The handouts from Dr. Oravitz should be the most helpful thing you have on the topic of sequences. I’ve posted them in my iLocker 112 folder (Common harmonic sequences, sequence repertoire) if you need to get another copy.
A few words about sequences to reinforce some key points.
Know the common sequence types by root movements.
- descending fifth
- Pachebel (descending fourth, ascending second, resulting in an overall descending third)
- 5 -6 exchange
- descending second 6 – 3
The descending second with 6 – 3 chords is the only sequence that is usually comprised of a one-harmony segment.
The Pachebel sequence is obviously a two-harmony segment, since the driving movement of the sequence is to descend by thirds. The third descent is why I refer to it as a descending fourth/ascending second sequence, rather than an ascending fifth/ascending second. The root movement is the same, but the latter way of describing it suggests the sequence ascends by sixths.
The descending fifth sequence is less obviously a two-harmony segment, but usually the melodic segment will traverse two harmonies to emphasize a descending second movement. For example, starting on i in c minor will give root movements of C – F, Bb – Eb, Ab – D, most likely moving to G (V) and breaking the sequence. Notice the descent comprising the first root of each pair of harmonies: C – Bb – Ab, followed by G. Creating a two-harmony segment allows for a melodic sequence with each segment a second below the previous one.

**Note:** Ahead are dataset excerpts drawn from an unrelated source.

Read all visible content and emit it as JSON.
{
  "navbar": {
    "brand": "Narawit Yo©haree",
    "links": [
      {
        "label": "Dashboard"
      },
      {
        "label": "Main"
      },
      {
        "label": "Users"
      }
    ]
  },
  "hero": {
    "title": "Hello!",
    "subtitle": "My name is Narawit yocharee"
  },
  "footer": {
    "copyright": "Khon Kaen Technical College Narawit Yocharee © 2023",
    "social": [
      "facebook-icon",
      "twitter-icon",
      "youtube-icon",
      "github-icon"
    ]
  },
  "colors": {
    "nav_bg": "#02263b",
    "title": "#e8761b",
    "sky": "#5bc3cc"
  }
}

A descending fifth sequence using all seventh chords requires an alternation between complete and incomplete seventh chords. Upper voices move either by common tone or step-wise descent, with the root doubled in the incomplete seventh chords.
Inversions are always possible in a sequence. Using inversions doesn’t change the basic sequence type (classified by root movement, not bass movement), but it may change the voice leading. With descending fifth progressions of seventh chords, alternating between a root position seventh and a second inversion seventh (4 – 3 chord) allows for every chord to be complete AND have EVERY voice move either by common tone or descending second.